Our spring is a hussy whose pulchritude is full of realism. As you watch you see her pretty places one by one obscure the scars of previous times. The new leaf, the new sprout, the new bud among the old thorns break forth with their promise of a whole new cycle of living and tantalize the senses with the poignancy of beauty in forgotten places as they retell the eternal message of the annual rebirth of life in spring.
Just now half through her time spring has a delicate charm quite different from the rich, deep, beauty of colorful autumn. Now tulips brighten the flower beds, purple lilacs spread perfume, apple blossoms fill the orchards and flowering trees dot well-kept yards.
The roadsides border the fields and the unfarmed hills crown the horizon with alovely carpet of green that shines for a few days each spring, then turns to the dry brown of dead grass. Just now this passing green is in full splendor as the tender grass reaches up to cover last year’s old, dry growth. This gives our landscape an all-over greenness that it has at no other time of year.

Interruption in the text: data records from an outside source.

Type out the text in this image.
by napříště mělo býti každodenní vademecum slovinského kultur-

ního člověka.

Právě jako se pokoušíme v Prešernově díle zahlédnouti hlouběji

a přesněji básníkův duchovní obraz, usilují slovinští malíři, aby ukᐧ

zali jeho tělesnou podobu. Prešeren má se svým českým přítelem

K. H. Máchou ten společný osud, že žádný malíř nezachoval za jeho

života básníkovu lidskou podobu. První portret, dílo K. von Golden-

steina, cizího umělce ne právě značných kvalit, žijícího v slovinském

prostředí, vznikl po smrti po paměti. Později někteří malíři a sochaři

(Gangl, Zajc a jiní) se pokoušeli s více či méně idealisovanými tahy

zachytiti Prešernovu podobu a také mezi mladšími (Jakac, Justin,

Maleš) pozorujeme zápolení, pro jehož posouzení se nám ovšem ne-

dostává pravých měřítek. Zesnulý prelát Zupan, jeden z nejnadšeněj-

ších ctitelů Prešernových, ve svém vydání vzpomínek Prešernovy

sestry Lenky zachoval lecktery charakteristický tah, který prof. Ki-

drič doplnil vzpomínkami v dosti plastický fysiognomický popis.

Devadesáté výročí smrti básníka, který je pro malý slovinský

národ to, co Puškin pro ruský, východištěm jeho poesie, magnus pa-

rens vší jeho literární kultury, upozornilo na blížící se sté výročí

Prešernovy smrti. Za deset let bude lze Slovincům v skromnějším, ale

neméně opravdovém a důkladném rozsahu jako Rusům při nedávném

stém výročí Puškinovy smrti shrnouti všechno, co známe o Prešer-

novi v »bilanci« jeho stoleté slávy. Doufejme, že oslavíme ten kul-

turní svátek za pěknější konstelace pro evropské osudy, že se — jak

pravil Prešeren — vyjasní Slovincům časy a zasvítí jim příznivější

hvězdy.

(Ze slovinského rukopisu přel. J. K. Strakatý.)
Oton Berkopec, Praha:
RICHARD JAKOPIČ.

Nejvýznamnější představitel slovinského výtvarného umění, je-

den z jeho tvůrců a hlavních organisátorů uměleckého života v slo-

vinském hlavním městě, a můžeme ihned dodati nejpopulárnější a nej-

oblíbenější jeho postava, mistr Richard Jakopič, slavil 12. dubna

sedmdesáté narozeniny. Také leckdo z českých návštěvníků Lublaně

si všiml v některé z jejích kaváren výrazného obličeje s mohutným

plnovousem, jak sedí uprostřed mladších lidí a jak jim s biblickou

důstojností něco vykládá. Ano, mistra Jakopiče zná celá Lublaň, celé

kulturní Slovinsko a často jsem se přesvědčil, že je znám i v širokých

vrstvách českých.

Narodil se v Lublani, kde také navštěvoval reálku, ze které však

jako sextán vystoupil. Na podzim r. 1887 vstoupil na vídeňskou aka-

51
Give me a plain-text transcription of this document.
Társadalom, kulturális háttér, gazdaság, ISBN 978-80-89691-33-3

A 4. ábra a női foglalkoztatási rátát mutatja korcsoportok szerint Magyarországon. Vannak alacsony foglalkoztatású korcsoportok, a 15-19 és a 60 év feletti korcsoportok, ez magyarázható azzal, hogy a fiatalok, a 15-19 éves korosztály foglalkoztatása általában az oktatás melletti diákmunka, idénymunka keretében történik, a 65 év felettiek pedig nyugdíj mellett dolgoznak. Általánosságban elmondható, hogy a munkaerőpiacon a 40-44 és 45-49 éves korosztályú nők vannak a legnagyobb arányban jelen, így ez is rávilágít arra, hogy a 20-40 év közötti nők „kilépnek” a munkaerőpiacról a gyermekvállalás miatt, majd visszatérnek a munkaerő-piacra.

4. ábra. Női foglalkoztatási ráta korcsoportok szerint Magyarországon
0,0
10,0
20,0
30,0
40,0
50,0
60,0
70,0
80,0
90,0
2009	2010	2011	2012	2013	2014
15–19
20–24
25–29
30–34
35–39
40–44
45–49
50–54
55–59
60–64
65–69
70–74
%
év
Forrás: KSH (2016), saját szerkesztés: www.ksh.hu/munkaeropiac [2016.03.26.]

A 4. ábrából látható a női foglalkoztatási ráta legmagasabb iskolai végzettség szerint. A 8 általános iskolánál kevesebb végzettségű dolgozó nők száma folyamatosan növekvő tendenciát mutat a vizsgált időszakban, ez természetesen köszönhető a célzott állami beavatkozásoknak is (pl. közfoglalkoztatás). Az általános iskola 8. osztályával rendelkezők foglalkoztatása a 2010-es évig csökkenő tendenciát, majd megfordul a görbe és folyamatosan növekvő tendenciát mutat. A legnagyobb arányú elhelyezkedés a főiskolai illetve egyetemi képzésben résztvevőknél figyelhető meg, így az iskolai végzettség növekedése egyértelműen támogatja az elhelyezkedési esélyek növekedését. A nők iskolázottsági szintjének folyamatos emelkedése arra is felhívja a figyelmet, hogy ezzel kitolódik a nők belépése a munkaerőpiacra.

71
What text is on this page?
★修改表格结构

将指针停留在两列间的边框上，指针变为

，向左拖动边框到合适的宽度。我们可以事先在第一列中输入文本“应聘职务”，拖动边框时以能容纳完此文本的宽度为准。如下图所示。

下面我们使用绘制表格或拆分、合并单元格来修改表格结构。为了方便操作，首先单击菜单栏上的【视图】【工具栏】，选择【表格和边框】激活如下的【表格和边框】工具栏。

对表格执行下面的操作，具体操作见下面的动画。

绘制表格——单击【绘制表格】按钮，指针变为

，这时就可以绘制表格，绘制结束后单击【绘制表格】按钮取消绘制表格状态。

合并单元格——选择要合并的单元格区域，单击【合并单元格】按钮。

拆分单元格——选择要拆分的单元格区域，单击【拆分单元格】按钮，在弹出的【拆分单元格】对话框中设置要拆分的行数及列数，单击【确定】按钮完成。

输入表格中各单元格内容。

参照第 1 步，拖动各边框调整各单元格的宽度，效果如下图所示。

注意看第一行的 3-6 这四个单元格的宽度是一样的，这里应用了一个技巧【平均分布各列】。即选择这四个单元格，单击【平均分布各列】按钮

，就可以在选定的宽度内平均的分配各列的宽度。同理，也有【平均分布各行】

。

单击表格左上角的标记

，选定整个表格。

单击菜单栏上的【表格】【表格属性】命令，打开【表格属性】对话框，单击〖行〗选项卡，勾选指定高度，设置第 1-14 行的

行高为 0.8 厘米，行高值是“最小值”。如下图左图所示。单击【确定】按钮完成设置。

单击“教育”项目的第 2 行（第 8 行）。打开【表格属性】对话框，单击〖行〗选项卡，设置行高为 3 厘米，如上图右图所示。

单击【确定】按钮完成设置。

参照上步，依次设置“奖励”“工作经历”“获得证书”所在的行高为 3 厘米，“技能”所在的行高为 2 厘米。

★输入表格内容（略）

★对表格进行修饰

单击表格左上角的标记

The fields themselves have a smooth uniformity that will disappear with growth. Now their landscape forms a patchwork carpet of a thousand hues of green overlaid with a pattern of trees that carry the delicacy of first leaves, giving a soft, sometimes chartreuse hue of green, soon to become richer and darker as the leaves reach full size and color.
Where is nature is there a softer landscape than a little valley of alfalfa grown just enough for full cover and resting under an overcast of scattered clouds that lets the shafts of sunlight to the ground in a mottled pattern? There you see more shades of green than are seen in a modern household paint chart.
So far this has been a good spring in this land of ourse with more April warmth than we generally get and with the promise of abundant water melting from deep snow packs in the mountains.
In this once desolate desert region, made habitable by the hands of men, often spring is a desolate season. It lacks the soft moisture of springtime in the lovely coastal areas.
Winter sometimes carries on and on ‘til summer breaks forth overnight and we wonder, “Where was spring?”
Not so this year. We’ve had a lovely early spring. We may have heat in our homes for Memorial Day and again on the Fourth of July as we sometimes do in this eccentric climate. But in between there’ll be warm and lovely days, days for fishing or farming or gardening or golfing or whatever one likes to do.
(Editor’s note: The weather in the Ontario area was sunny, expected to go to a high in the mid-seventies and to a low of about fifty degrees on April 28, 2008, the day this was posted.)